Both the spirit and intent of the SiP are that all Californians remain in their homes and to only venture out for essential functions such as food shopping, obtaining medicine and health care, caring for a relative or friend and providing “essential services.” Like many laws, especially those enacted on an emergency basis, the SiP Order may not enumerate each and every exception to the Order and some of the language may be creatively interpreted depending upon who is doing the interpretation.

What is abundantly clear is that the spirit and intent of the SiP Order is to slow or prevent the spread of the virus, and thereby prevent burdens on our healthcare system, healthcare workers, and more importantly, to prevent deaths. That means, as the name suggests, sheltering in place. The SiP Order is not a suggestion, it is a law. A willful violation of the SiP Order is a willful violation of the law and could subject violators to a fine of an unknown amount.

Real Estate Is Not Specifically Listed as an Essential Service Under the SiP Order

While it is understandable that Buyers, Sellers, Landlords, Tenants and Agents believe that it is essential to their lives to continue to conduct real estate business, not all activities performed by real estate Agents can be classified as “essential services.”

While real estate businesses remain in operation to facilitate the closing of pending escrows and to enable Sellers, Buyers, Landlords and Tenants to continue to enter into real estate agreements, prudent brokerages are taking the position that their Agents can continue to work but that they do so remotely, from their home, and that they follow all health and safety guidelines when interacting with anyone.

It is the opinion of the California Association of Realtors as well Brokerages, Brokers and Agents should stop and consider the possible implications of engaging in activities that may constitute a health risk for themselves and others; activities that could be considered an intentional violation of the law.

Notwithstanding the fact that real estate Agents are independent contractors, the regulations of the Department of Real Estate require a Broker to exercise reasonable supervision over the activities of his or her Agents. Reasonable supervision includes, as appropriate, the establishment of policies, rules, procedures and systems to review, oversee, inspect and manage real estate activities and transactions.

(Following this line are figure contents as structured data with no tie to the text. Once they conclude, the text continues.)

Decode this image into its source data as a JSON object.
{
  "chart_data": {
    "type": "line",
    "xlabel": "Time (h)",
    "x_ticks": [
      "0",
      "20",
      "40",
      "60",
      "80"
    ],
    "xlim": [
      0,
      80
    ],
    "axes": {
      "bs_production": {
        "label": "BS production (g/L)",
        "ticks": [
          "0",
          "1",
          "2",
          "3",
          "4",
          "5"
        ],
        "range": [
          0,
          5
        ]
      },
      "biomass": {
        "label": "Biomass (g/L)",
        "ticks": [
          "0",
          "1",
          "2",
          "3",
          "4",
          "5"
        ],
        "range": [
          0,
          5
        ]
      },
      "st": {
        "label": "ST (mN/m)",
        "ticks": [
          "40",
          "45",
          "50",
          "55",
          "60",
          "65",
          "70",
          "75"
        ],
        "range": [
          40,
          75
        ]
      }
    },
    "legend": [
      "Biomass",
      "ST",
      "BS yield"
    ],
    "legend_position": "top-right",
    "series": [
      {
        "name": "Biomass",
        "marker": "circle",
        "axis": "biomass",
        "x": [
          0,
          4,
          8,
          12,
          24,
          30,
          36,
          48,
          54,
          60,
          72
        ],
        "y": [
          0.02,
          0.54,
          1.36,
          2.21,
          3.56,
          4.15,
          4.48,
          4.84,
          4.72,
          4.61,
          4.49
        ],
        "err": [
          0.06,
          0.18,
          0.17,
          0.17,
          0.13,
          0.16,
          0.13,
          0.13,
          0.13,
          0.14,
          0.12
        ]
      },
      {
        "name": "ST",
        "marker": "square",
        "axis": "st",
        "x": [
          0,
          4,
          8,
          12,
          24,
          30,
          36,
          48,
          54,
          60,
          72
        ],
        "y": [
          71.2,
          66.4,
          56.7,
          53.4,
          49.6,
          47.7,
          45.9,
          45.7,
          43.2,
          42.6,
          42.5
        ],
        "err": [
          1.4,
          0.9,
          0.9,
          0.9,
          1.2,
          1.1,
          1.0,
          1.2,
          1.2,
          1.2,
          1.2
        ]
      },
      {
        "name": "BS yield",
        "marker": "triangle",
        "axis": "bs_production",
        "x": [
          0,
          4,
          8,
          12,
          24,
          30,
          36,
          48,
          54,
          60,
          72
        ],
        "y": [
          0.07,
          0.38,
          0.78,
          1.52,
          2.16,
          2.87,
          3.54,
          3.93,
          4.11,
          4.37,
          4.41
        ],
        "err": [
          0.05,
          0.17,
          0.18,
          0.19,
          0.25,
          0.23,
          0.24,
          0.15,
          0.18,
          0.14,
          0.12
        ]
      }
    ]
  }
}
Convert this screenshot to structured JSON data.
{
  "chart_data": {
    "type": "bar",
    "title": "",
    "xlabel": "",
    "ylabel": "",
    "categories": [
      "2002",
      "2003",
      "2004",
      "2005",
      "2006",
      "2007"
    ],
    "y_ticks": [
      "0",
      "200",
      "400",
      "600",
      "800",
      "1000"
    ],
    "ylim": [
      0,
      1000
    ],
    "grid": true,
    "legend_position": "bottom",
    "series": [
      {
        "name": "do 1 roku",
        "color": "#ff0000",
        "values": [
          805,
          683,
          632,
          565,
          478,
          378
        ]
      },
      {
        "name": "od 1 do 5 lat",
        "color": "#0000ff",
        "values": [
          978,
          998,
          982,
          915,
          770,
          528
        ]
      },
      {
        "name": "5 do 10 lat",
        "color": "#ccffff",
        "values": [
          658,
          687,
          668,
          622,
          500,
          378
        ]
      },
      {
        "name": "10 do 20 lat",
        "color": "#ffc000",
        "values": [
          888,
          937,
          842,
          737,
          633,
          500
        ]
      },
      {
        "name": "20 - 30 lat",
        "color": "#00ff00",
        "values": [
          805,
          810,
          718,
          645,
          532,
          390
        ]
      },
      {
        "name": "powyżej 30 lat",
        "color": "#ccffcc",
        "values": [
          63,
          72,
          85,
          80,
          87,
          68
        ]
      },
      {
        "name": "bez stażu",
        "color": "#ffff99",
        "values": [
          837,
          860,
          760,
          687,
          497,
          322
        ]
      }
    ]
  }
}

Brokerages and Brokers who allow their Agents to violate a law may be found liable for failing to “manage and supervise” as required by the DRE. A Brokerage or Broker who willfully violates the law is at great risk of liability, as is an Agent.

While it may be difficult to prove a real estate Agent’s activities actually caused anyone to be exposed to the virus and/or is legally responsible for anyone’s illness or death, having to defend this sort of an allegation would have a substantial impact on the brokerage’s ability to operate.

It is for these reasons that we are strongly recommending that Agents not conduct open houses or show property while the SiP is in place and that we as Brokers enforce this responsible approach in the brokerages we operate. Escrows currently underway should be allowed to work through their process with proper procedures while honoring the order.

We East Bay brokers agree to follow the State order and to require the agents under our supervision to comply. Most importantly, we will use good common sense so that together we will endure this situation at hand and show care for the community we serve.